Speaking in a virtual meeting organized by the World Economic Forum, the Bank of England Governor, Andrew Bailey, has rebuffed claims that bitcoin could replace fiat currencies. According to him, the design and structure of digital assets will prevent them from having any long-lasting impact on traditional finance.

While several institutional investors have hyped Bitcoin in recent times, conventional banking officials have castigated the digital asset. About two weeks ago, Christine Lagarde, president of the European Central Bank, called for global Bitcoin regulation, as reported by Reuters. Barely two weeks later and Bailey is preaching doom for cryptocurrencies. He said:

Have we landed on what I would call the design, governance, and arrangements for what I might call a lasting digital currency?

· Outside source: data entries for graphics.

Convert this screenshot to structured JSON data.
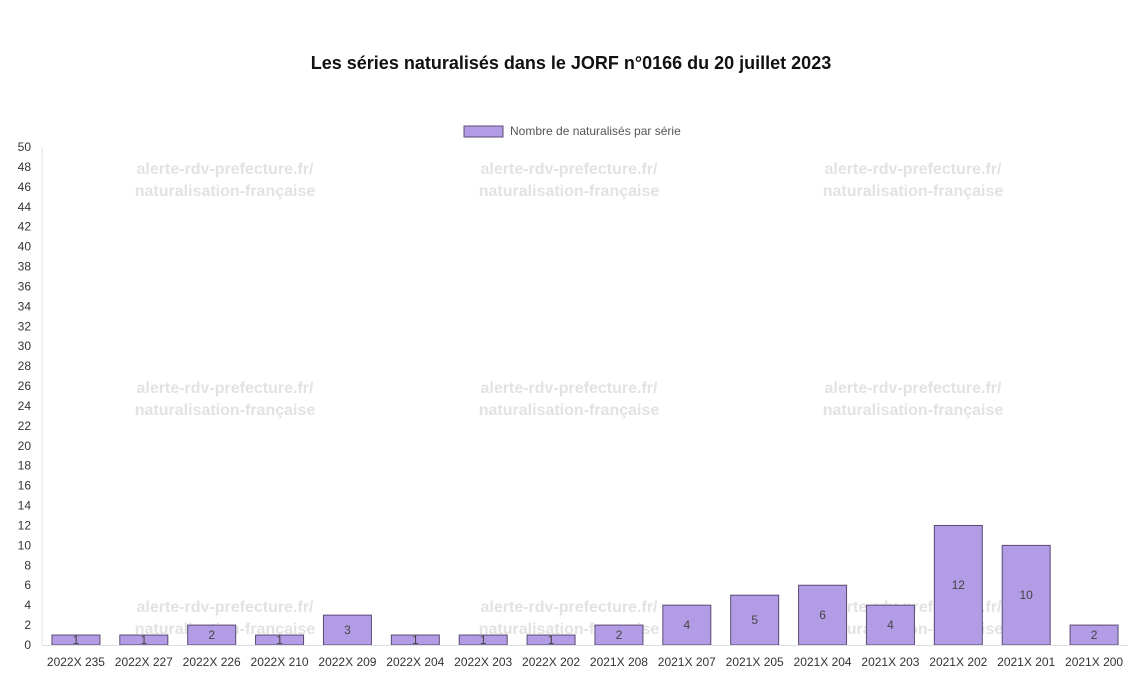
{
  "watermark": {
    "line1": "alerte-rdv-prefecture.fr/",
    "line2": "naturalisation-française"
  },
  "chart_data": {
    "type": "bar",
    "title": "Les séries naturalisés dans le JORF n°0166 du 20 juillet 2023",
    "xlabel": "",
    "ylabel": "",
    "ylim": [
      0,
      50
    ],
    "ytick_step": 2,
    "grid": false,
    "legend_position": "top-center",
    "categories": [
      "2022X 235",
      "2022X 227",
      "2022X 226",
      "2022X 210",
      "2022X 209",
      "2022X 204",
      "2022X 203",
      "2022X 202",
      "2021X 208",
      "2021X 207",
      "2021X 205",
      "2021X 204",
      "2021X 203",
      "2021X 202",
      "2021X 201",
      "2021X 200"
    ],
    "series": [
      {
        "name": "Nombre de naturalisés par série",
        "values": [
          1,
          1,
          2,
          1,
          3,
          1,
          1,
          1,
          2,
          4,
          5,
          6,
          4,
          12,
          10,
          2
        ],
        "color": "#b39ce6",
        "border_color": "#5a4a72"
      }
    ]
  }
}
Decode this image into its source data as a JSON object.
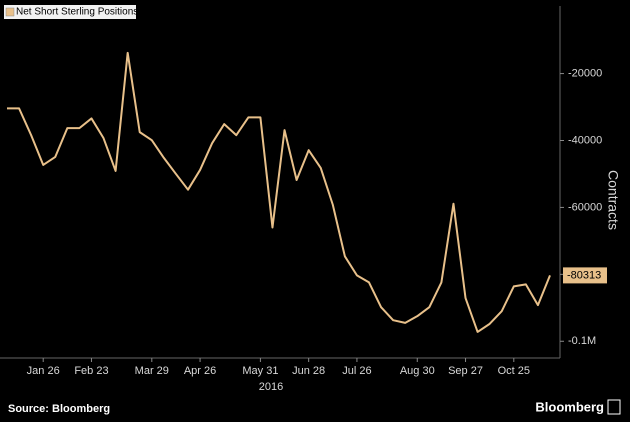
{
  "chart_data": {
    "type": "line",
    "categories": [
      null,
      null,
      null,
      "Jan 26",
      null,
      null,
      null,
      "Feb 23",
      null,
      null,
      null,
      null,
      "Mar 29",
      null,
      null,
      null,
      "Apr 26",
      null,
      null,
      null,
      null,
      "May 31",
      null,
      null,
      null,
      "Jun 28",
      null,
      null,
      null,
      "Jul 26",
      null,
      null,
      null,
      null,
      "Aug 30",
      null,
      null,
      null,
      "Sep 27",
      null,
      null,
      null,
      "Oct 25",
      null,
      null,
      null
    ],
    "year_label": "2016",
    "series": [
      {
        "name": "Net Short Sterling Positions",
        "color": "#e8c08a",
        "values": [
          -30400,
          -30400,
          -38400,
          -47300,
          -44900,
          -36300,
          -36300,
          -33400,
          -39300,
          -49100,
          -13800,
          -37500,
          -39900,
          -45200,
          -50000,
          -54700,
          -48800,
          -40800,
          -35100,
          -38400,
          -33100,
          -33100,
          -66000,
          -36900,
          -51800,
          -42900,
          -48200,
          -59200,
          -74600,
          -80300,
          -82400,
          -89800,
          -93700,
          -94500,
          -92500,
          -89800,
          -82400,
          -58900,
          -87100,
          -97200,
          -94800,
          -91000,
          -83600,
          -83000,
          -89200,
          -80313
        ]
      }
    ],
    "ylabel": "Contracts",
    "ylim": [
      -105000,
      -1000
    ],
    "yticks": [
      -20000,
      -40000,
      -60000,
      -80000,
      {
        "value": -100000,
        "label": "-0.1M"
      }
    ],
    "y_axis_side": "right",
    "grid": false,
    "legend": "upper left",
    "source": "Source: Bloomberg",
    "brand": "Bloomberg"
  }
}
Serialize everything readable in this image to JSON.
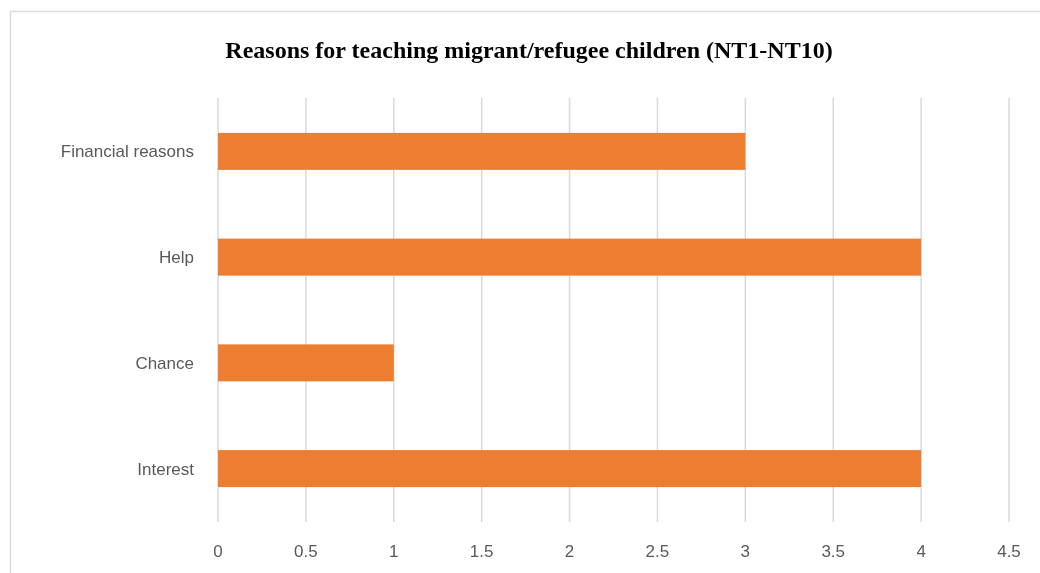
{
  "chart_data": {
    "type": "bar",
    "orientation": "horizontal",
    "title": "Reasons for teaching migrant/refugee children (NT1-NT10)",
    "categories": [
      "Financial reasons",
      "Help",
      "Chance",
      "Interest"
    ],
    "values": [
      3,
      4,
      1,
      4
    ],
    "color": "#ed7d31",
    "xlim": [
      0,
      4.5
    ],
    "xticks": [
      0,
      0.5,
      1,
      1.5,
      2,
      2.5,
      3,
      3.5,
      4,
      4.5
    ],
    "grid": "x"
  }
}
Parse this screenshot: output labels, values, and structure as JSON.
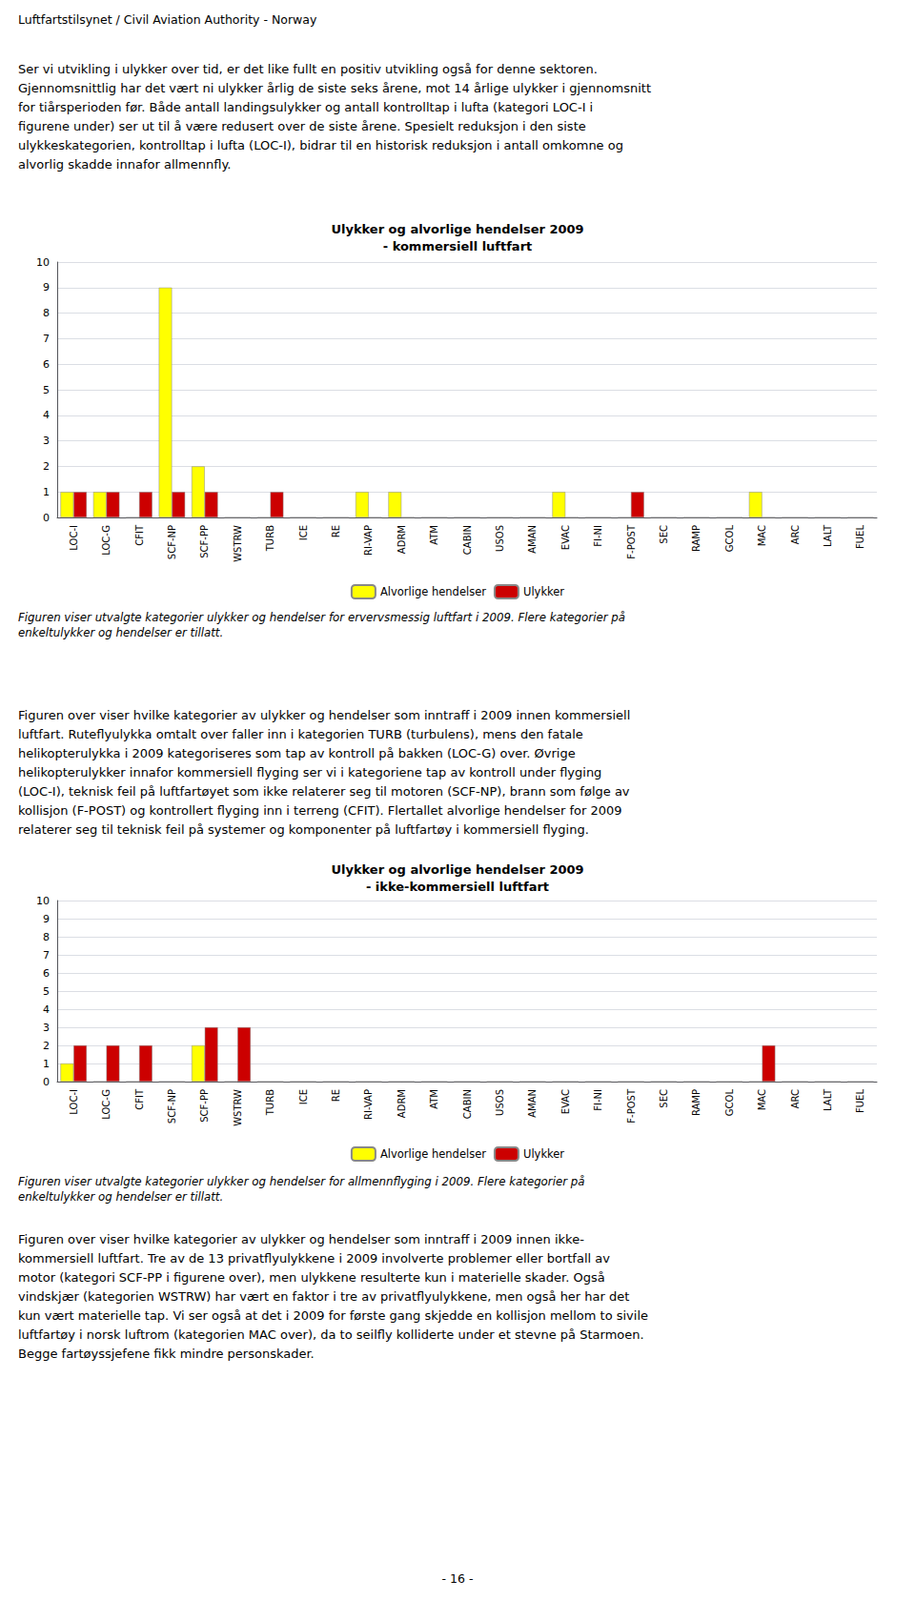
{
  "header": "Luftfartstilsynet / Civil Aviation Authority - Norway",
  "paragraphs": [
    "Ser vi utvikling i ulykker over tid, er det like fullt en positiv utvikling også for denne sektoren.\nGjennomsnittlig har det vært ni ulykker årlig de siste seks årene, mot 14 årlige ulykker i gjennomsnitt\nfor tiårsperioden før. Både antall landingsulykker og antall kontrolltap i lufta (kategori LOC-I i\nfigurene under) ser ut til å være redusert over de siste årene. Spesielt reduksjon i den siste\nulykkeskategorien, kontrolltap i lufta (LOC-I), bidrar til en historisk reduksjon i antall omkomne og\nalvorlig skadde innafor allmennfly.",
    "Figuren over viser hvilke kategorier av ulykker og hendelser som inntraff i 2009 innen kommersiell\nluftfart. Ruteflyulykka omtalt over faller inn i kategorien TURB (turbulens), mens den fatale\nhelikopterulykka i 2009 kategoriseres som tap av kontroll på bakken (LOC-G) over. Øvrige\nhelikopterulykker innafor kommersiell flyging ser vi i kategoriene tap av kontroll under flyging\n(LOC-I), teknisk feil på luftfartøyet som ikke relaterer seg til motoren (SCF-NP), brann som følge av\nkollisjon (F-POST) og kontrollert flyging inn i terreng (CFIT). Flertallet alvorlige hendelser for 2009\nrelaterer seg til teknisk feil på systemer og komponenter på luftfartøy i kommersiell flyging.",
    "Figuren over viser hvilke kategorier av ulykker og hendelser som inntraff i 2009 innen ikke-\nkommersiell luftfart. Tre av de 13 privatflyulykkene i 2009 involverte problemer eller bortfall av\nmotor (kategori SCF-PP i figurene over), men ulykkene resulterte kun i materielle skader. Også\nvindskjær (kategorien WSTRW) har vært en faktor i tre av privatflyulykkene, men også her har det\nkun vært materielle tap. Vi ser også at det i 2009 for første gang skjedde en kollisjon mellom to sivile\nluftfartøy i norsk luftrom (kategorien MAC over), da to seilfly kolliderte under et stevne på Starmoen.\nBegge fartøyssjefene fikk mindre personskader."
  ],
  "page_number": "- 16 -",
  "chart_data": [
    {
      "type": "bar",
      "title": "Ulykker og alvorlige hendelser 2009\n- kommersiell luftfart",
      "caption": "Figuren viser utvalgte kategorier ulykker og hendelser for ervervsmessig luftfart i 2009. Flere kategorier på\nenkeltulykker og hendelser er tillatt.",
      "categories": [
        "LOC-I",
        "LOC-G",
        "CFIT",
        "SCF-NP",
        "SCF-PP",
        "WSTRW",
        "TURB",
        "ICE",
        "RE",
        "RI-VAP",
        "ADRM",
        "ATM",
        "CABIN",
        "USOS",
        "AMAN",
        "EVAC",
        "FI-NI",
        "F-POST",
        "SEC",
        "RAMP",
        "GCOL",
        "MAC",
        "ARC",
        "LALT",
        "FUEL"
      ],
      "series": [
        {
          "name": "Alvorlige hendelser",
          "color": "#FFFF00",
          "values": [
            1,
            1,
            0,
            9,
            2,
            0,
            0,
            0,
            0,
            1,
            1,
            0,
            0,
            0,
            0,
            1,
            0,
            0,
            0,
            0,
            0,
            1,
            0,
            0,
            0
          ]
        },
        {
          "name": "Ulykker",
          "color": "#CC0000",
          "values": [
            1,
            1,
            1,
            1,
            1,
            0,
            1,
            0,
            0,
            0,
            0,
            0,
            0,
            0,
            0,
            0,
            0,
            1,
            0,
            0,
            0,
            0,
            0,
            0,
            0
          ]
        }
      ],
      "ylim": [
        0,
        10
      ],
      "yticks": [
        0,
        1,
        2,
        3,
        4,
        5,
        6,
        7,
        8,
        9,
        10
      ],
      "grid": true,
      "legend": "bottom"
    },
    {
      "type": "bar",
      "title": "Ulykker og alvorlige hendelser 2009\n- ikke-kommersiell luftfart",
      "caption": "Figuren viser utvalgte kategorier ulykker og hendelser for allmennflyging i 2009. Flere kategorier på\nenkeltulykker og hendelser er tillatt.",
      "categories": [
        "LOC-I",
        "LOC-G",
        "CFIT",
        "SCF-NP",
        "SCF-PP",
        "WSTRW",
        "TURB",
        "ICE",
        "RE",
        "RI-VAP",
        "ADRM",
        "ATM",
        "CABIN",
        "USOS",
        "AMAN",
        "EVAC",
        "FI-NI",
        "F-POST",
        "SEC",
        "RAMP",
        "GCOL",
        "MAC",
        "ARC",
        "LALT",
        "FUEL"
      ],
      "series": [
        {
          "name": "Alvorlige hendelser",
          "color": "#FFFF00",
          "values": [
            1,
            0,
            0,
            0,
            2,
            0,
            0,
            0,
            0,
            0,
            0,
            0,
            0,
            0,
            0,
            0,
            0,
            0,
            0,
            0,
            0,
            0,
            0,
            0,
            0
          ]
        },
        {
          "name": "Ulykker",
          "color": "#CC0000",
          "values": [
            2,
            2,
            2,
            0,
            3,
            3,
            0,
            0,
            0,
            0,
            0,
            0,
            0,
            0,
            0,
            0,
            0,
            0,
            0,
            0,
            0,
            2,
            0,
            0,
            0
          ]
        }
      ],
      "ylim": [
        0,
        10
      ],
      "yticks": [
        0,
        1,
        2,
        3,
        4,
        5,
        6,
        7,
        8,
        9,
        10
      ],
      "grid": true,
      "legend": "bottom"
    }
  ]
}
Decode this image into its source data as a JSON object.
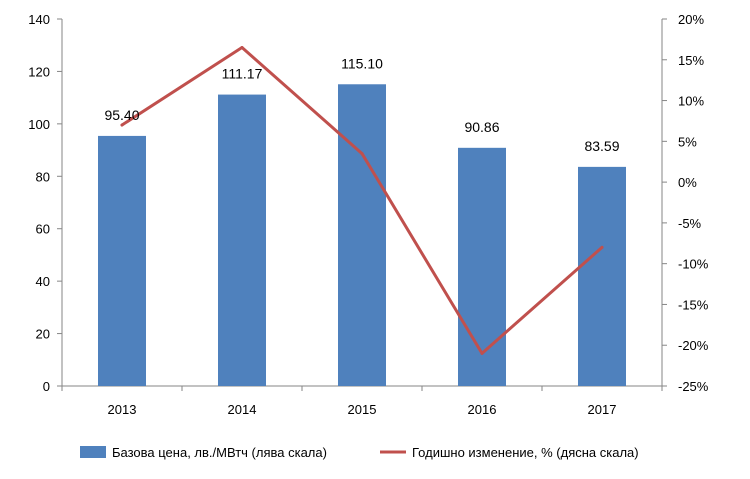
{
  "chart_data": {
    "type": "bar",
    "categories": [
      "2013",
      "2014",
      "2015",
      "2016",
      "2017"
    ],
    "series": [
      {
        "name": "Базова цена, лв./МВтч (лява скала)",
        "type": "bar",
        "axis": "left",
        "color": "#4f81bd",
        "values": [
          95.4,
          111.17,
          115.1,
          90.86,
          83.59
        ],
        "labels": [
          "95.40",
          "111.17",
          "115.10",
          "90.86",
          "83.59"
        ]
      },
      {
        "name": "Годишно изменение, % (дясна скала)",
        "type": "line",
        "axis": "right",
        "color": "#c0504d",
        "values": [
          7,
          16.5,
          3.5,
          -21,
          -8
        ]
      }
    ],
    "y_left": {
      "ylim": [
        0,
        140
      ],
      "ticks": [
        "0",
        "20",
        "40",
        "60",
        "80",
        "100",
        "120",
        "140"
      ]
    },
    "y_right": {
      "ylim": [
        -25,
        20
      ],
      "ticks": [
        "-25%",
        "-20%",
        "-15%",
        "-10%",
        "-5%",
        "0%",
        "5%",
        "10%",
        "15%",
        "20%"
      ]
    },
    "title": "",
    "xlabel": "",
    "ylabel": "",
    "grid": false,
    "legend_position": "bottom"
  }
}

No, I don’t think we’re there yet, honestly. I don’t think cryptocurrencies as originally formulated are it [...]The whole question of people having assurance that their payments will be made in something with stable value ultimately links back to what we call fiat currency, which has a link to the state.

On the other side of Bitcoin’s struggle for supremacy are central bank-backed digital currencies, CBDC. To a large extent, these classes of digital assets have the same advantage as Bitcoin. However, they are regulated by the government and issued by central banks. CBDCs are more or less fiat in a digital form.

Bailey believes that in place of legacy cryptocurrencies like Bitcoin and Ethereum, CBDCs will tick all the unchecked boxes of their decentralized counterparts – price stability, privacy, and the ability to track illicit transactions.